There, being a little bit forward is like standing out from the crowd. Whereas, in the United States, it has a certain quality of objectifying the woman. I think sometimes women might feel like they’re just a pretty picture. In the United States, it feels like the comment isn’t intended to make the woman feel good. They say, you’re really pretty when you smile, you should smile more. You’re like, it’s not your job to tell me what I should do. I think something about it takes away from your perception of your person hood. It’s especially harder for younger women, who are wondering if this is the way they are going to be treated. The answer is, no, hopefully not. The significant difference is that feeling of like, it’s not about me as an individual, it’s about a weird reaction that someone wants to get out of you. 

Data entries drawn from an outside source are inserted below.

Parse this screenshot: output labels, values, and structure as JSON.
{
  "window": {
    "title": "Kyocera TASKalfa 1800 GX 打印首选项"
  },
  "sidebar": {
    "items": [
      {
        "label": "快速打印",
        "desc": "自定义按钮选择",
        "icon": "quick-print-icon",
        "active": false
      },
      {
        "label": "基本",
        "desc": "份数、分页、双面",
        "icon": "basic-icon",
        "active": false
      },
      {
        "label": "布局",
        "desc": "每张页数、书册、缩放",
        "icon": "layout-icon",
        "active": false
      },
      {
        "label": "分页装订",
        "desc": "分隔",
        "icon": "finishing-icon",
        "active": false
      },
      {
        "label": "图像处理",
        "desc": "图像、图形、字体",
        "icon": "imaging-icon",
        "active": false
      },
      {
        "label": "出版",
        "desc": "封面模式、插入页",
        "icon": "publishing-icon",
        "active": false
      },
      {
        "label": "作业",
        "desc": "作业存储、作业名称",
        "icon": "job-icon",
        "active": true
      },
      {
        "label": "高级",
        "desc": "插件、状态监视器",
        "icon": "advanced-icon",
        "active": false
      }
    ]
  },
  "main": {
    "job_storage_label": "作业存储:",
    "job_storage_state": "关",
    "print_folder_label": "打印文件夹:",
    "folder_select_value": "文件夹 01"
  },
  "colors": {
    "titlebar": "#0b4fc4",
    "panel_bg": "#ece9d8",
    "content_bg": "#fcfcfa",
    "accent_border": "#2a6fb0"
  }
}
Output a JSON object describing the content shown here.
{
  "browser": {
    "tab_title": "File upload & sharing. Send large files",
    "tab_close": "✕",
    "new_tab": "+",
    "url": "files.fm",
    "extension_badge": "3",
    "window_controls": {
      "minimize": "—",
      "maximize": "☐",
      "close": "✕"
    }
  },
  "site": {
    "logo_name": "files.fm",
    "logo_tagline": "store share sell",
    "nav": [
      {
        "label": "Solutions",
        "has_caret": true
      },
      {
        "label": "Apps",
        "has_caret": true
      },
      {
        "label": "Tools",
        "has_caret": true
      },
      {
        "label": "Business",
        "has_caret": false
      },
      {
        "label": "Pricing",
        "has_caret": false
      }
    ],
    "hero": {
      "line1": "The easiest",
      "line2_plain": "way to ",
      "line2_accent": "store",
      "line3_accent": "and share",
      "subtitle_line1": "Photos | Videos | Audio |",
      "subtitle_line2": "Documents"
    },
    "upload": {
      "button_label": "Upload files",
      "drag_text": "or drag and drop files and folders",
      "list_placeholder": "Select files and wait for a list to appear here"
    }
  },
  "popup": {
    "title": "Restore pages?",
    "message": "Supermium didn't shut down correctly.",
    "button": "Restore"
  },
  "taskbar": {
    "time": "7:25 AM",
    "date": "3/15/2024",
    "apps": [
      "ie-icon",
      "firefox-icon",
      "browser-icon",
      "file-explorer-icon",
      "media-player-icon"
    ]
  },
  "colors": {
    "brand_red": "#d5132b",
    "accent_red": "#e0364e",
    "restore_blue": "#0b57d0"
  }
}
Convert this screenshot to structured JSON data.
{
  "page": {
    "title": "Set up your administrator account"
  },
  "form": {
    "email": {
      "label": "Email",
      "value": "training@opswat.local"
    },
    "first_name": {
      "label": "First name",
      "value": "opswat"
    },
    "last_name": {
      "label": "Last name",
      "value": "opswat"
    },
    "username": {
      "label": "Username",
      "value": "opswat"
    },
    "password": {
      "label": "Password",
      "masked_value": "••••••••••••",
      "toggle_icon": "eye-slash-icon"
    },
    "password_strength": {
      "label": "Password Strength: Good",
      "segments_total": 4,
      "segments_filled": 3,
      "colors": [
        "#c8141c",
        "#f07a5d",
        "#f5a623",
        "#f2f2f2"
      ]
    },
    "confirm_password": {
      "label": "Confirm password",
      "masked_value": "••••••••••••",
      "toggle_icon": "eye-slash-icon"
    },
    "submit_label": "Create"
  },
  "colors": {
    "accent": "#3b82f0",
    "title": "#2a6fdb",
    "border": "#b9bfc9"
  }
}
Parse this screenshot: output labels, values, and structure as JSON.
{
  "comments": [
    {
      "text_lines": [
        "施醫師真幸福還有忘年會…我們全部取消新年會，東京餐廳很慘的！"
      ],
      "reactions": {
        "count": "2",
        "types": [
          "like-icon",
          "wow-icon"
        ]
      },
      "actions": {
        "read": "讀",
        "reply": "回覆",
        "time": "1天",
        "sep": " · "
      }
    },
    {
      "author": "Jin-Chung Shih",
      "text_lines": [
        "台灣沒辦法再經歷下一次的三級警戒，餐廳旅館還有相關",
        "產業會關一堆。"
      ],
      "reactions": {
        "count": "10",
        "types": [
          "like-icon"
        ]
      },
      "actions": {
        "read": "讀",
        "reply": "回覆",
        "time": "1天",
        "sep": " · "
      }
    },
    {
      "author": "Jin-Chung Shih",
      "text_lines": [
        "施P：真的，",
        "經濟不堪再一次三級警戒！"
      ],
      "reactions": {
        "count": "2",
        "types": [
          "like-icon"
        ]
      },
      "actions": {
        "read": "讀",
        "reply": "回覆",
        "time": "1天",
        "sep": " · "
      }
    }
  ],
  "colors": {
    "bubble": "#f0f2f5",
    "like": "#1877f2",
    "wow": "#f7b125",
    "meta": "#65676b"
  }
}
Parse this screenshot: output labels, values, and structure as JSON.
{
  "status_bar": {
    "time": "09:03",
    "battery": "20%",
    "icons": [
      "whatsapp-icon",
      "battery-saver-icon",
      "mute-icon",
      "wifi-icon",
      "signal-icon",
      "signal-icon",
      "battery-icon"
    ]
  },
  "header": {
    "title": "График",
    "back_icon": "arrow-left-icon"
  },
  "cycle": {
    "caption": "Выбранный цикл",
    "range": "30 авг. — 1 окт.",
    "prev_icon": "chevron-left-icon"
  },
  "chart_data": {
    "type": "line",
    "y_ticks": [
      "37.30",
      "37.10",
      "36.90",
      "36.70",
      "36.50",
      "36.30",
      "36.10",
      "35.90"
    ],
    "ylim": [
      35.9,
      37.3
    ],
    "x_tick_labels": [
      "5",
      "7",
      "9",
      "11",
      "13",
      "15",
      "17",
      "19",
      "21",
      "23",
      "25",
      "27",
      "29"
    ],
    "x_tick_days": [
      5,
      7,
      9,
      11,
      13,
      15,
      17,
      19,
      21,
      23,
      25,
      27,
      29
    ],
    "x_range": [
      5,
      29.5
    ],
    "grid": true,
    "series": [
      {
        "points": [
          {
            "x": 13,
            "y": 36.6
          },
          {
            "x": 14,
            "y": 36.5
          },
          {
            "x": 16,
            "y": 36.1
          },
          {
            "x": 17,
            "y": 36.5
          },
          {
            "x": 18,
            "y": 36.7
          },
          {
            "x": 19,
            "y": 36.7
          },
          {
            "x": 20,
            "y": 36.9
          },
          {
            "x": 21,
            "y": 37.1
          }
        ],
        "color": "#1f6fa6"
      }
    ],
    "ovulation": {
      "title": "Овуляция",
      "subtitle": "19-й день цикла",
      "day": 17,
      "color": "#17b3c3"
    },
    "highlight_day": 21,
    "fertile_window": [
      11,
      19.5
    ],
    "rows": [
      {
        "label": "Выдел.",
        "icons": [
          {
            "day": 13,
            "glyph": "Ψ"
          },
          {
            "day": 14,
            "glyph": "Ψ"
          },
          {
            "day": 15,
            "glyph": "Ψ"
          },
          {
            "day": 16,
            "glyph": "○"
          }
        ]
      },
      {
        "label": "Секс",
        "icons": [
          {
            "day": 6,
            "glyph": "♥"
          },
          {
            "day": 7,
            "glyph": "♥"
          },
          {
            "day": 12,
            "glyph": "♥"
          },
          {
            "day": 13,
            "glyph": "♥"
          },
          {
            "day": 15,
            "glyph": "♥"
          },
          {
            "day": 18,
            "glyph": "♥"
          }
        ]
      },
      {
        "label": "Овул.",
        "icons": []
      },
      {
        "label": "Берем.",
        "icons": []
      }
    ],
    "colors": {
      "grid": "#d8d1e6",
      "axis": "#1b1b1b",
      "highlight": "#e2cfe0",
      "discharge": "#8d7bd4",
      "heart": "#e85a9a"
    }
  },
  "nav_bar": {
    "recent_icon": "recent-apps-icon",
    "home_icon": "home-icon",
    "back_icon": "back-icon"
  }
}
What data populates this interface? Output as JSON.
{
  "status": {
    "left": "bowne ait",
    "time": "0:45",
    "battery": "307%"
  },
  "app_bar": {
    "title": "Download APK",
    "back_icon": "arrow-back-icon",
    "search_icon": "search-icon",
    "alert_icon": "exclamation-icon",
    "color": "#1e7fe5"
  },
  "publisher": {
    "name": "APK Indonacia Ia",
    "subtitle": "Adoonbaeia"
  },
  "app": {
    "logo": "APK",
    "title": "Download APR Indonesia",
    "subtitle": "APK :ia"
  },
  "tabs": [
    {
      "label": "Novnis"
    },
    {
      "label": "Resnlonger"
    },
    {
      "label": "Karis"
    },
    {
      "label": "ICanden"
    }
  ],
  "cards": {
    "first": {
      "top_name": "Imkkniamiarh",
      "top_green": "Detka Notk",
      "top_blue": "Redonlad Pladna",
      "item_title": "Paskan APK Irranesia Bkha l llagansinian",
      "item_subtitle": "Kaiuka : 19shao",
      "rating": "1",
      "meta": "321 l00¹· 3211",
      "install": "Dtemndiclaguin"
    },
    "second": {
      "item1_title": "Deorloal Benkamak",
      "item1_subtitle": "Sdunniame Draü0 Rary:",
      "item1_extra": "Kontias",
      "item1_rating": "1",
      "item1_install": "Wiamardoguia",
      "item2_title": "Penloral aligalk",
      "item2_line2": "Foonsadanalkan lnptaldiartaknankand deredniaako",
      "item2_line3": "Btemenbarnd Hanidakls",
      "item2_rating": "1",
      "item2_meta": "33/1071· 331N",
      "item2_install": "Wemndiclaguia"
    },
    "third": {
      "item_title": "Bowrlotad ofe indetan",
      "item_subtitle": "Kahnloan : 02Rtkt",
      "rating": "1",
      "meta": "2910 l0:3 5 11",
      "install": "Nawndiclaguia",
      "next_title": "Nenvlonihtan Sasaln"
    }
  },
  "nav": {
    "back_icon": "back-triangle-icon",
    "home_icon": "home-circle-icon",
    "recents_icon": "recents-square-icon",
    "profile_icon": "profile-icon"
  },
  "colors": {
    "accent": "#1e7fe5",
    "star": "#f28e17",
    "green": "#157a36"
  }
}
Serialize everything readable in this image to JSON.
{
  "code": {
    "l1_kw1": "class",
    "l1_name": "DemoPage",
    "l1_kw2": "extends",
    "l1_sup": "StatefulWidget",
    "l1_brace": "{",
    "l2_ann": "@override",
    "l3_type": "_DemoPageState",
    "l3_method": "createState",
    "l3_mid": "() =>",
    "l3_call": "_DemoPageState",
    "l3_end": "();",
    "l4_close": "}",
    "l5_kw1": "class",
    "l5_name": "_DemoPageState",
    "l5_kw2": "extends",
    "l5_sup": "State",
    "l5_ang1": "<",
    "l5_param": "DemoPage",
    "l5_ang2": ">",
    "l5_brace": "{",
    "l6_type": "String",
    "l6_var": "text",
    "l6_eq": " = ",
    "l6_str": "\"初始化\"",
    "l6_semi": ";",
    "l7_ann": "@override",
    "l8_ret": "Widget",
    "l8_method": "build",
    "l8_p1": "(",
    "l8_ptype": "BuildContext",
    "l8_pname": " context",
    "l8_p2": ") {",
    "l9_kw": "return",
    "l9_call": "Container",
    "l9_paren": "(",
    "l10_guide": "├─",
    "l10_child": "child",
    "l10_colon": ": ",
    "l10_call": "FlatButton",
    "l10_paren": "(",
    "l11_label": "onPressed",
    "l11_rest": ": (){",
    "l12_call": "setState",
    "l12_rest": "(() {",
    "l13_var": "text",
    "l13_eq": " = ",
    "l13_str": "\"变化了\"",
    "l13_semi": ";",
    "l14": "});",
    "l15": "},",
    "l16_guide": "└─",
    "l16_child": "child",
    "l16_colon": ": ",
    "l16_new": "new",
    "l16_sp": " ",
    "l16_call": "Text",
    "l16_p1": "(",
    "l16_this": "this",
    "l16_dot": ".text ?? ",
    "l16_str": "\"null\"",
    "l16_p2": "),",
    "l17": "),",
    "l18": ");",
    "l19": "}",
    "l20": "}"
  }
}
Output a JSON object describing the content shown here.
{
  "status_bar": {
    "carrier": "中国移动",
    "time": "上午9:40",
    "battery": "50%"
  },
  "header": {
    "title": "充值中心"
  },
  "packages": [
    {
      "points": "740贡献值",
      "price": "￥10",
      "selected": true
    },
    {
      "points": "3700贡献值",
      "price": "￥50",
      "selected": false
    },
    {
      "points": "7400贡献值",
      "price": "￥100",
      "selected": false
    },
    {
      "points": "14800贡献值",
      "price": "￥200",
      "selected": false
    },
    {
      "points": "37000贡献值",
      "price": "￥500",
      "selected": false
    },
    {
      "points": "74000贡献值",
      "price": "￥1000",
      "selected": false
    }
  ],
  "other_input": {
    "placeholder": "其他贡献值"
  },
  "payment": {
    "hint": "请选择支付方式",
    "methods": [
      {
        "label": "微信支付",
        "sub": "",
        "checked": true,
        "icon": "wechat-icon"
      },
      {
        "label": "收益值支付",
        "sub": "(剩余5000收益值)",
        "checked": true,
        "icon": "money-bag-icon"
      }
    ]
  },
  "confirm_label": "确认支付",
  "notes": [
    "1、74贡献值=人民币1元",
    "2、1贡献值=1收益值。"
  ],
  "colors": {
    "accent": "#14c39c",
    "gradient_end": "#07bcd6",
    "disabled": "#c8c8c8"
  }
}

Do you think that catcalling is related to power?

For me, catcalling is about an imbalance of power. If we were talking about, generally speaking, a catcaller that could chat up a girl at the supermarket, invite her out to dinner, or like- meet someone out with friends and charm them into having a second date, they probably wouldn’t be standing around on the street trying to chat up strangers in a very uncomfortable way. I wonder, what are they trying to get out of this? I always do this, think of the goal out of a situation. If this succeeded for you, what would it look like? Does the guy want my number? Do you want to take me out for a drink? Like, what is their goal. I feel like the girl was like “Hi! Yes! Let’s talk!” it might actually freak them out a bit. To me it seems like the goal is actually validation for them. Can they get a girl’s attention in a way that makes them feel like they are in control of the situation? Maybe they can’t be successful in a dating context, because they are socially awkward or mentally ill- so they result in catcalling. I think it’s more about powerlessness than about power in that way.